Reputation: 31
I try to use post data in Big5 and get the like:
<!DOCTYPE HTML PUBLIC "-//W3C//DTD HTML 4.01 Transitional//EN">
<html lang="zh-TW">
The java statement is like:
Document docs = Jsoup.connect(param)
.timeout(30000)
.postDataCharset("Big5")
.data("syear","104")
.data("smonth","6")
.data("sday","30")
.data("eyear","104")
.data("emonth","7")
.data("eday","17")
.data("SectNO", "不限科別")
.data("EmpNO", "不限醫生")
.post();
How to set charset for sending data to get response?
Upvotes: 1
Views: 953
Reputation: 43053
As of Jsoup 1.8.3, postDataCharset()
sets the charset of data posted. This charset isn't reused when it comes to parse the data read.

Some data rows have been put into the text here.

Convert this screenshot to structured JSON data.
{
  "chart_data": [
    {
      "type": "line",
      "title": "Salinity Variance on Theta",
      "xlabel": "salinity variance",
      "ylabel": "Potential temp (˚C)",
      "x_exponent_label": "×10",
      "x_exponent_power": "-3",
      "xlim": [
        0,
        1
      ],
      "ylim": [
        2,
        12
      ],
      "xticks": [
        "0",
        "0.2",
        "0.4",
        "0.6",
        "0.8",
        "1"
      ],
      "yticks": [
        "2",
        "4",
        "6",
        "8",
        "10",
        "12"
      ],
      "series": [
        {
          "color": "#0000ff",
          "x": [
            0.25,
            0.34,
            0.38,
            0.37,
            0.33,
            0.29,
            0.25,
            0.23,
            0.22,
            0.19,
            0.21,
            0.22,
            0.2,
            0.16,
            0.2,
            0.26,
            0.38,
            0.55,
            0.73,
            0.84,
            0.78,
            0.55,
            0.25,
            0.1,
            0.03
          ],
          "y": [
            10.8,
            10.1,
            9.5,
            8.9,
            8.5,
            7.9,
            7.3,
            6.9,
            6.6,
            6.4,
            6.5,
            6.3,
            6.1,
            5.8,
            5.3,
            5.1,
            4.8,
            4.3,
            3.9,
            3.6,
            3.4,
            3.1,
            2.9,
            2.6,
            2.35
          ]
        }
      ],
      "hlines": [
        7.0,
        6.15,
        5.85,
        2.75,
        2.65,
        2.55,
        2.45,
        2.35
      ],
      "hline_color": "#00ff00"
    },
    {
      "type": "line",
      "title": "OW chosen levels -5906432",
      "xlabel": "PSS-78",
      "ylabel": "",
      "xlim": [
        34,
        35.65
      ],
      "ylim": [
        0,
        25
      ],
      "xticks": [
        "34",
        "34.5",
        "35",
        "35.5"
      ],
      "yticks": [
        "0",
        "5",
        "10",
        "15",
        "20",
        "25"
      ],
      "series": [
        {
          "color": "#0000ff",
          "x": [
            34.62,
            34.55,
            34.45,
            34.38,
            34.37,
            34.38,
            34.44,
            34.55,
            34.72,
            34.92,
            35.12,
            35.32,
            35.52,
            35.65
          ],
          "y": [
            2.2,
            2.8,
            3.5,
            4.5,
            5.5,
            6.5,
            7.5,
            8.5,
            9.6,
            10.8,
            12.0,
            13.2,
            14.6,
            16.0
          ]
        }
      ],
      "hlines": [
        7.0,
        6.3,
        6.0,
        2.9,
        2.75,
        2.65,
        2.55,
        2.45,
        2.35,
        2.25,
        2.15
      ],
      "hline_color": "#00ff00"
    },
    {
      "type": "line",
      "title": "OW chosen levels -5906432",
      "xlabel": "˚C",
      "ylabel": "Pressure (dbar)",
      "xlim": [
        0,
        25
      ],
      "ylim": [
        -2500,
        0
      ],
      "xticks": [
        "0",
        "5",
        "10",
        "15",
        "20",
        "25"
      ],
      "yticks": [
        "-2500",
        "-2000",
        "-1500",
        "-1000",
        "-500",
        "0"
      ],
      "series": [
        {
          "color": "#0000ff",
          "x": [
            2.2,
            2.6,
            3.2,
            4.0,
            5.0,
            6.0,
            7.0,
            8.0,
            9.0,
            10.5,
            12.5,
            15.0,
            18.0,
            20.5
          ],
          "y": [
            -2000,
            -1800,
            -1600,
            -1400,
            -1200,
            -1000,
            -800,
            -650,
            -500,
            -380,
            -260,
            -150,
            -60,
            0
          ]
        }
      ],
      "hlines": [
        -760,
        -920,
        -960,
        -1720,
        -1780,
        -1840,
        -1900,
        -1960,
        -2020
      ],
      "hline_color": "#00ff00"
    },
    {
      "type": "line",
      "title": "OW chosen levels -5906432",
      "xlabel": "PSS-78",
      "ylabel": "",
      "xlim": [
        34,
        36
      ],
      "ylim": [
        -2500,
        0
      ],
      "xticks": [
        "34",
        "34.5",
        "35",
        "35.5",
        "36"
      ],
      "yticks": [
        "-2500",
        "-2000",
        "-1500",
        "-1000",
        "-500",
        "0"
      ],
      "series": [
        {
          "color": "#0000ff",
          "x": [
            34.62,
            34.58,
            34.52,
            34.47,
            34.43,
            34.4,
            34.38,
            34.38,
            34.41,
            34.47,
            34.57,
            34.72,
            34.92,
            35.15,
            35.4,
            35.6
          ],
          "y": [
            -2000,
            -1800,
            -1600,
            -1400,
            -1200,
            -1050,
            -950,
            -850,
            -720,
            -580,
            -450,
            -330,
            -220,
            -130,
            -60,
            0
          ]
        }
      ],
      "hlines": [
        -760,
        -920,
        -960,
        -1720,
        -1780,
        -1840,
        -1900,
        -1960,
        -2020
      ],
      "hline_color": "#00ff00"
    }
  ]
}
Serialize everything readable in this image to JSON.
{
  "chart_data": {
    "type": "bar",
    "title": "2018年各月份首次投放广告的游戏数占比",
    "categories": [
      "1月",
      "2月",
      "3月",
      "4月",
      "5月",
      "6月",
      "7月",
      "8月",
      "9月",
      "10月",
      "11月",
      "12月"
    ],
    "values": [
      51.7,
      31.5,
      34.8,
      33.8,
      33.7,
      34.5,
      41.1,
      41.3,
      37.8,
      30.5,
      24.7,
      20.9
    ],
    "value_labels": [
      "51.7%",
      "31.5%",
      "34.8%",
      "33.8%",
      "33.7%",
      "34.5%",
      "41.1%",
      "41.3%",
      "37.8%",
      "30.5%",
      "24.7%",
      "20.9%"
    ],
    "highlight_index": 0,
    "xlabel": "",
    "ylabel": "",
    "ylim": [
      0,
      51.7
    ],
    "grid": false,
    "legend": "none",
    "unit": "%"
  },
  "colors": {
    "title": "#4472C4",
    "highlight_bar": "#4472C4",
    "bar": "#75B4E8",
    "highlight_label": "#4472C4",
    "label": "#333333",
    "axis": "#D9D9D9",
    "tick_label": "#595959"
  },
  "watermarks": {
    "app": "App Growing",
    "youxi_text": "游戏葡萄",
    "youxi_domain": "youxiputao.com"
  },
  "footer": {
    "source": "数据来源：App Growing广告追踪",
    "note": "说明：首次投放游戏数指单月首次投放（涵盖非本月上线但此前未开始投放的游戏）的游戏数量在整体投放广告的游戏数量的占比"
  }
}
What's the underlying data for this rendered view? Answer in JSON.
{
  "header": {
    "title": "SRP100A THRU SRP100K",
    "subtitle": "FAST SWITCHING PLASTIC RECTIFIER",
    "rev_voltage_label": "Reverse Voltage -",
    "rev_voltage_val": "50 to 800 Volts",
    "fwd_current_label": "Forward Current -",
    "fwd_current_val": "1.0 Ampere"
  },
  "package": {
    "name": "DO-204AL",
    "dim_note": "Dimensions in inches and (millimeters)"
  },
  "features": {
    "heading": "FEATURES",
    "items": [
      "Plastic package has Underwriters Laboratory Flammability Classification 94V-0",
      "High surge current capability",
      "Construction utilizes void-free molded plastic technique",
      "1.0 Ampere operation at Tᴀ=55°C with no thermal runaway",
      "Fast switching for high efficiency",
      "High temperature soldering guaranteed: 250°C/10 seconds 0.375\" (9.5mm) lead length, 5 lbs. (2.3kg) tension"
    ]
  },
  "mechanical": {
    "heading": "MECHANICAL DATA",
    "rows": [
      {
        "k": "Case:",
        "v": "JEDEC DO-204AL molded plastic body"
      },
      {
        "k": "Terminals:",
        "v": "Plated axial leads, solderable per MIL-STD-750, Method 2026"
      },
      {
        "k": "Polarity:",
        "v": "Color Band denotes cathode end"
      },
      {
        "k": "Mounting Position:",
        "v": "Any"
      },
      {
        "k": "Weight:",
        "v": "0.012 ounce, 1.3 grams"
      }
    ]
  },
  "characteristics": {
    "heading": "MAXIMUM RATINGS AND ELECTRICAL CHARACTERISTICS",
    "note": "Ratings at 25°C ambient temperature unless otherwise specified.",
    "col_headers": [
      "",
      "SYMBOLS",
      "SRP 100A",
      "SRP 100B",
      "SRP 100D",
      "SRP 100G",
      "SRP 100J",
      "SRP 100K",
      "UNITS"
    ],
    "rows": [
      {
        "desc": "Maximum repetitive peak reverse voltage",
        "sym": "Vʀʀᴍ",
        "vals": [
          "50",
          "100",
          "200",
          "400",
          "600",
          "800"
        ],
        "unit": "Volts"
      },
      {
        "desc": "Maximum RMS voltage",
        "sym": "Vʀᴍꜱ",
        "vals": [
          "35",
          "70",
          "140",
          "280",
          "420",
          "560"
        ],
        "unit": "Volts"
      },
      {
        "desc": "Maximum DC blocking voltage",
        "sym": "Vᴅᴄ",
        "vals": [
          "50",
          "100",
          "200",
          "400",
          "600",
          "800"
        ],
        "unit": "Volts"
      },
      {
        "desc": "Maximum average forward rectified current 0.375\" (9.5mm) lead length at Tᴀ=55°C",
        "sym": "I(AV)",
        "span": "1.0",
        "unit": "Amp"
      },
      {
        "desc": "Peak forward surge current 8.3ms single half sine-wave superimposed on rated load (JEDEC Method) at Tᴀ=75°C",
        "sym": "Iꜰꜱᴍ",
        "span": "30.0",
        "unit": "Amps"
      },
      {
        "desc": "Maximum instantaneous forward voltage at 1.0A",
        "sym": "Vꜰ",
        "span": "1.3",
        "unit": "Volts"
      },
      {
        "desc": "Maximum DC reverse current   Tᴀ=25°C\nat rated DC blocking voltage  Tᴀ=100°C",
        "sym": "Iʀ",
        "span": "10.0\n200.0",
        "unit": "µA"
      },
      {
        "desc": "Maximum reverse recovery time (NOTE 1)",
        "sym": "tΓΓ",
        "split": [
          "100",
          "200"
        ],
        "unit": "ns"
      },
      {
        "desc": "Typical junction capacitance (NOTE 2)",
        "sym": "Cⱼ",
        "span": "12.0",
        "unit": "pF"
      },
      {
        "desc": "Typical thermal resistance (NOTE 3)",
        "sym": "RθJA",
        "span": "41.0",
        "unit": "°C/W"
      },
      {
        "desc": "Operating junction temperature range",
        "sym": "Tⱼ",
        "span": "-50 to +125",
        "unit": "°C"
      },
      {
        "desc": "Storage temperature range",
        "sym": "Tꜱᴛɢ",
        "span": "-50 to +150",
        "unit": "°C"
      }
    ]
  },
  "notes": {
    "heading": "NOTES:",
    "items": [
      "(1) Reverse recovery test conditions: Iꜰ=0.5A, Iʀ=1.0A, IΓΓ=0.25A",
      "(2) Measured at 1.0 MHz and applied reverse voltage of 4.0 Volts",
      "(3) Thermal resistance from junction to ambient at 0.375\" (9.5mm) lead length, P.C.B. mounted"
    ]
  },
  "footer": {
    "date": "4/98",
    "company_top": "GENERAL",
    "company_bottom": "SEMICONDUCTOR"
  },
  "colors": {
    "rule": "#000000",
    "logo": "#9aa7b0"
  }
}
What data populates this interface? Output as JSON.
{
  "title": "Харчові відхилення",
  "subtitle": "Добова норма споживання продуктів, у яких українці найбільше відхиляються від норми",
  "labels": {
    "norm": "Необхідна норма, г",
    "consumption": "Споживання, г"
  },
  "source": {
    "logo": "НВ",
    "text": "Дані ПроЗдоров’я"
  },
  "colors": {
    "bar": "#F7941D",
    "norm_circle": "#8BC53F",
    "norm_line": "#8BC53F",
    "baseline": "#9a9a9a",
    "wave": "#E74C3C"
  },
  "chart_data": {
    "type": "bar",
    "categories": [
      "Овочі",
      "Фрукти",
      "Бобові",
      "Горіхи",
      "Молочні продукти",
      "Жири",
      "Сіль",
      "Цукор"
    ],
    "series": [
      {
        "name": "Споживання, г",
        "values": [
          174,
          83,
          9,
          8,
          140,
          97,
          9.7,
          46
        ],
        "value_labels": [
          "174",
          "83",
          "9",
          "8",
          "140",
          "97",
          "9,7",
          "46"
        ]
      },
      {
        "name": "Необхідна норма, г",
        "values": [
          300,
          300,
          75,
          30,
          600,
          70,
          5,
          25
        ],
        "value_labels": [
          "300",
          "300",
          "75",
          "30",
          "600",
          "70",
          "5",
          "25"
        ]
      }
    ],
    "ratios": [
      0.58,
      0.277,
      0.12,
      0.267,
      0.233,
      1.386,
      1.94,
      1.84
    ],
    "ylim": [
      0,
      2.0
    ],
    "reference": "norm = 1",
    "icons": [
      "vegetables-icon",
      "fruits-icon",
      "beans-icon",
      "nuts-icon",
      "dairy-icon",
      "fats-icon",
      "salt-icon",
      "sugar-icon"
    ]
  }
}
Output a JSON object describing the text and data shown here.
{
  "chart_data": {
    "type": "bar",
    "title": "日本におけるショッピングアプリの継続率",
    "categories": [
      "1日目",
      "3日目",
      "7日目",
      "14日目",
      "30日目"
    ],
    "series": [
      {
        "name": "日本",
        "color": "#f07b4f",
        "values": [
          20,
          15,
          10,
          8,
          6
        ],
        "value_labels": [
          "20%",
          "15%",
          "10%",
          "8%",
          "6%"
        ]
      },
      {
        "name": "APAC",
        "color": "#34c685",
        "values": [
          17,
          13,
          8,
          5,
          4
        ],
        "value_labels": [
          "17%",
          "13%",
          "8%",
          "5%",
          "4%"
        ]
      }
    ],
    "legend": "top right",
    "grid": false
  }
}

Instead, Jsoup tries to find somehow a meta http-equiv specifying the charset. If it can't find, it assumes by default that the charset is UTF-8. In your case, this assumption is wrong.
To workaround this, don't let Jsoup guess the data encoding for you. Here is how to do it:
// Let Jsoup fetch the data
Response res = Jsoup.connect(param) //
.timeout(30000) //
.postDataCharset("Big5") //
.data("syear", "104") //
.data("smonth", "6") //
.data("sday", "30") //
.data("eyear", "104") //
.data("emonth", "7") //
.data("eday", "17") //
.data("SectNO", "不限科別") //
.data("EmpNO", "不限醫生") //
.execute();
// Now, we tell it explicitly which encoding to use
Document docs = Jsoup.parse(
new String(res.bodyAsBytes(), "Big5"), //
param //
);
Upvotes: 0